Satu hari, putra seorang konglomerat mengunjungi pusat perbelanjaan milik ayahnya. Saat hendak memarkirkan mobil mewahnya, dia sungguh terkejut mendengar suara benturan yang keras. Ternyata pintu mobilnya baru saja dilempar sebongkah batu. Dan menyebabkan retakan di permukaan kaca pintu tersebut.
Saat keluar dari mobilnya, dia mendapati seorang anak kecil. Gemetar, dan wajahnya kecut. “Pasti anak ini pelakunya,” pikirnya dengan geram.
“Hei!!! Kenapa kamu melempar mobil ini!!!? Memangnya kamu ada uang untuk menggantinya?” ucapnya dengan suara keras. Yang membuat si bocah semakin ketakutan.
“Maafkan saya, Pak. Saya benar-benar tak ada uang untuk mengganti kaca mobil bapak,” katanya sesenggukan menahan tangis, dengan air muka penyesalan.
“Lalu, mengapa kamu melempar kaca mobilku!?” kata si anak muda. “Harga mobil sangat mahal tahu! Kamu punya uang untuk menggantinya!?”
“Tidak, Pak. Saya sudah berteriak minta tolong dari tadi, Pak. Tapi nggak ada yang peduli,” kata anak itu, coba menjelaskan. “Kakak saya terjatuh dari kursi roda, ketika kami jalan sore bersama. Saya tak kuat untuk memapahnya duduk kembali.”
Amarah pemuda itu sontak menguap. “Tolong bantu saya, Pak. Kakakku dari tadi menahan sakit,” ujaran anak itu makin meluluhkan hatinya. Pandangannya kemudian tertumbuk pada saudara anak tersebut. Sedang meringkuk di trotoar depan swalayan besar tersebut.
Kemudian, mereka berdua memapahnya duduk di kursi roda. Dengan sapu tangan dan beberapa obat P3K di mobilnya, dia membasuh luka lecet di tangan dan kaki kakak si bocah.
“Terima kasih banyak ya, Pak. Saya sangat berterima kasih karena Bapak sudah menolong kakak saya,” ucap anak tersebut.

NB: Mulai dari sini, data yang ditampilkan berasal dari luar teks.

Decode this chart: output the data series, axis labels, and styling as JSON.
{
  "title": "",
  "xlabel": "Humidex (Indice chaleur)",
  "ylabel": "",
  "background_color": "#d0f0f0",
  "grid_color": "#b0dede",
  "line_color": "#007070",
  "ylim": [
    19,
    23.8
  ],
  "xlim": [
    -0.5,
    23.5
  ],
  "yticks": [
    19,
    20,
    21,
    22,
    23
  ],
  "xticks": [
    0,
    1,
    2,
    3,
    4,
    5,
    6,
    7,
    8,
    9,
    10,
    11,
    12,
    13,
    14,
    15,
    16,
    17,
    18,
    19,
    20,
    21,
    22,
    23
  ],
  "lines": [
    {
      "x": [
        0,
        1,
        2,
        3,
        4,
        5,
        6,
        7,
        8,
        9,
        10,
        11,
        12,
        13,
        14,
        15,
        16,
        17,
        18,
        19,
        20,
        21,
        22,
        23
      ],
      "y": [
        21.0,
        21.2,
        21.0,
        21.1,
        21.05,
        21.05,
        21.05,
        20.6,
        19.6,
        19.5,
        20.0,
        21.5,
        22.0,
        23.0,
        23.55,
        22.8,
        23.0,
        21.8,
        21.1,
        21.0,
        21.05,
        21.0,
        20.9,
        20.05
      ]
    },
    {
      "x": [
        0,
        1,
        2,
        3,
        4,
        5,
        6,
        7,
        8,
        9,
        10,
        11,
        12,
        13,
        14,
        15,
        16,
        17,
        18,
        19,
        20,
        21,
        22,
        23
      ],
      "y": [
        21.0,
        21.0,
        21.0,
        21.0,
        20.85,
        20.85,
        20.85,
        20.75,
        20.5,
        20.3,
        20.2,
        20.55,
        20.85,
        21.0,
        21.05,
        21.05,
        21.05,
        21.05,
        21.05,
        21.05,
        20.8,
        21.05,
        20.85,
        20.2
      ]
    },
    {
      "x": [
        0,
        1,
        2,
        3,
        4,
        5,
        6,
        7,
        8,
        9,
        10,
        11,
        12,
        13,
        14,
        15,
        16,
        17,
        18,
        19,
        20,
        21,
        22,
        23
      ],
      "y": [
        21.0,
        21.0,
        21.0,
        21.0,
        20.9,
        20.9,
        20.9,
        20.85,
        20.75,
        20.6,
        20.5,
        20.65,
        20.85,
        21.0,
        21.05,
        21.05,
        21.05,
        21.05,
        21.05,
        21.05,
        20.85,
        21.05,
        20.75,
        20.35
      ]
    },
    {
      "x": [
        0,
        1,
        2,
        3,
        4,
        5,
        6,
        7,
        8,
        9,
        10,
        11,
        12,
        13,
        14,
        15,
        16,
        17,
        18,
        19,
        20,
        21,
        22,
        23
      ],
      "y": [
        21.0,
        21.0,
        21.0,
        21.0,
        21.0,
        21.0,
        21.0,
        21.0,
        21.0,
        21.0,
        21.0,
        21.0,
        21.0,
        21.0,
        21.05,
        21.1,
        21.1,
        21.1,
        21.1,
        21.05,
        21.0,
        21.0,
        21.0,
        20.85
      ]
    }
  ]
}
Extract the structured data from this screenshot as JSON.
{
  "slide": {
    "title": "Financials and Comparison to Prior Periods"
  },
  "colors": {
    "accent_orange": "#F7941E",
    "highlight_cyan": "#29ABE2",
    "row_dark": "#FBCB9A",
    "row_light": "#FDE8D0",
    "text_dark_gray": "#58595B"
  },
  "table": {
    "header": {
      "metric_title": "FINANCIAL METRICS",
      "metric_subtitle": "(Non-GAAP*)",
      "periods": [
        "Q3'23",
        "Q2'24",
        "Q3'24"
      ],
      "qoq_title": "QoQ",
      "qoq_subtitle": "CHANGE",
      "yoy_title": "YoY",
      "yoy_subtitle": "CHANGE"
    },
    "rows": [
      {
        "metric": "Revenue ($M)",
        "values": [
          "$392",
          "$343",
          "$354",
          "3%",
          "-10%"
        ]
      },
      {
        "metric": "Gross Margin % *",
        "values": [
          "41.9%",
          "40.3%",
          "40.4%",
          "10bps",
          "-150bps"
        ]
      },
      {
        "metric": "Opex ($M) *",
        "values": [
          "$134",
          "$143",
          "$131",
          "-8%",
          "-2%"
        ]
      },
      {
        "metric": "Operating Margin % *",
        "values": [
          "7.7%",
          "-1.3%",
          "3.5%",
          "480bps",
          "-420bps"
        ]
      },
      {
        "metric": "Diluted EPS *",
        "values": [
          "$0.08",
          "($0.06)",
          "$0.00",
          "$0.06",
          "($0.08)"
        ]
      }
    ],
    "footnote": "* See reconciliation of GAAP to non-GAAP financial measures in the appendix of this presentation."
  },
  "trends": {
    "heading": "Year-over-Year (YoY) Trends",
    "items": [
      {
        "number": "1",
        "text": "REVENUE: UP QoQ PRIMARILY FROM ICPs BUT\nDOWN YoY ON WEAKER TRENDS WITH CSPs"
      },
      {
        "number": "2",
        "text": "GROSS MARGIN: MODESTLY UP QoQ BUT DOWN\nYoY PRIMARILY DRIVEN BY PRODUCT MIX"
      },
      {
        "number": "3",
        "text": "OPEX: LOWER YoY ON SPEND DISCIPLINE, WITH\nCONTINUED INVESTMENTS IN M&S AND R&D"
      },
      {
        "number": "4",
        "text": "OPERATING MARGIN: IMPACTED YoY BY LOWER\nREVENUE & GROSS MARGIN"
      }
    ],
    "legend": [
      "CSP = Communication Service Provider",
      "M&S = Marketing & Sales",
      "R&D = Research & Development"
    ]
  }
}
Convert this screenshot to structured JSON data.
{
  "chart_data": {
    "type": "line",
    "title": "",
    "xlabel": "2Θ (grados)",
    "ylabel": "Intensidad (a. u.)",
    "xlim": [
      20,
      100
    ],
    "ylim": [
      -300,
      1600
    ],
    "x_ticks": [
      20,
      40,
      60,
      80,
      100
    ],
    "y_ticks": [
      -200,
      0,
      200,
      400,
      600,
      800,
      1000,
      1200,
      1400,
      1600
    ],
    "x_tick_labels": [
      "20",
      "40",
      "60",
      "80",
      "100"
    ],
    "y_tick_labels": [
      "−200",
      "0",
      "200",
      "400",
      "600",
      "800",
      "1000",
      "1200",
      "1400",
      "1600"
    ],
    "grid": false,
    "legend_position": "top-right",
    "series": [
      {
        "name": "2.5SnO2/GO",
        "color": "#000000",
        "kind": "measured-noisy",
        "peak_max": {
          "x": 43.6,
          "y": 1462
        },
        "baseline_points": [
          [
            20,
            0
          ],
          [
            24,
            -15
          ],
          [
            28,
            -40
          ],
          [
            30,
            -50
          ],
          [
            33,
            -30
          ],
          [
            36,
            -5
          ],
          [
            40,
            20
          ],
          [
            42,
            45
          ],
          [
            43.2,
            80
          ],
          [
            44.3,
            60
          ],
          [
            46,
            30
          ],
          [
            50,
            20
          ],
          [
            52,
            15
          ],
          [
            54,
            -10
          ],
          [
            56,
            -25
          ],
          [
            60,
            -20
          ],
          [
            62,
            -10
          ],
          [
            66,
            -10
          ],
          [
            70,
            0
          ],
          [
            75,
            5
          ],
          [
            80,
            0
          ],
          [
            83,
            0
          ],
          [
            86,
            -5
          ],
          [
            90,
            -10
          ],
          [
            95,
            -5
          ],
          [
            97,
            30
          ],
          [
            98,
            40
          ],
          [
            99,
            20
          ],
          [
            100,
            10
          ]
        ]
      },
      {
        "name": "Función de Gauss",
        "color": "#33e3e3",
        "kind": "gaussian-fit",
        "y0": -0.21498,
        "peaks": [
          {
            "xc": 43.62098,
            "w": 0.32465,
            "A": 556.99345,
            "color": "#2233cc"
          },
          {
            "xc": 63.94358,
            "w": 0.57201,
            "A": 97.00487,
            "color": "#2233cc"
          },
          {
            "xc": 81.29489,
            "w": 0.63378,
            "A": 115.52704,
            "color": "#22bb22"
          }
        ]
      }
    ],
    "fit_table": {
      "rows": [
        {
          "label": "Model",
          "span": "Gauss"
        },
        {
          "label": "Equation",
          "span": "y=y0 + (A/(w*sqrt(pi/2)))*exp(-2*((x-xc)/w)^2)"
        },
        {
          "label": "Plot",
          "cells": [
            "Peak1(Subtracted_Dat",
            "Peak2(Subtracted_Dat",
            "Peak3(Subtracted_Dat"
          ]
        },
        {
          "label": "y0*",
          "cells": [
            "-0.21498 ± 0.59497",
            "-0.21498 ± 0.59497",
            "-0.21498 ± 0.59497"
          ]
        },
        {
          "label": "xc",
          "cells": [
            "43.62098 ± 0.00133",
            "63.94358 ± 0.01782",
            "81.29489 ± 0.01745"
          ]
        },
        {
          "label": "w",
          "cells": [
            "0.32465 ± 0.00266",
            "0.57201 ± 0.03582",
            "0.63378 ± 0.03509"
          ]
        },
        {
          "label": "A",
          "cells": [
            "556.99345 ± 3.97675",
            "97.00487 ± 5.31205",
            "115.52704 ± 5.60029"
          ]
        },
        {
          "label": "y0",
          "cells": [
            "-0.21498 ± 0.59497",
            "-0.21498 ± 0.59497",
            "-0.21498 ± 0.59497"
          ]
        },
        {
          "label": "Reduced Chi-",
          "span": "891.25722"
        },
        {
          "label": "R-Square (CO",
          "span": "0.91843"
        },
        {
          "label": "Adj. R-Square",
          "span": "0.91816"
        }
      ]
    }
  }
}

Pemuda tersebut melihat genangan air mata bocah itu.
Saat kembali ke mobil, pemuda itu menghela nafas berat. Sebuah kejadian yang mengusik hatinya. Betapa kerdil nilai kekayaan duniawi, jika diukur pengorbanan kasih. Anak itu memilih untuk mengorbankan dirinya. Dihujat teriakan kasarnya tadi. Demi apa? Hanya agar ada yang menyisihkan perhatian untuk membantuk kakaknya yang terguling dari kursi roda.
Dia melirik retakan kaca tersebut. “Aku tak akan mengganti ini dengan yang baru,” ucapan dalam batinnya. Sebuah pengingat dalam lembaran baru hidupnya.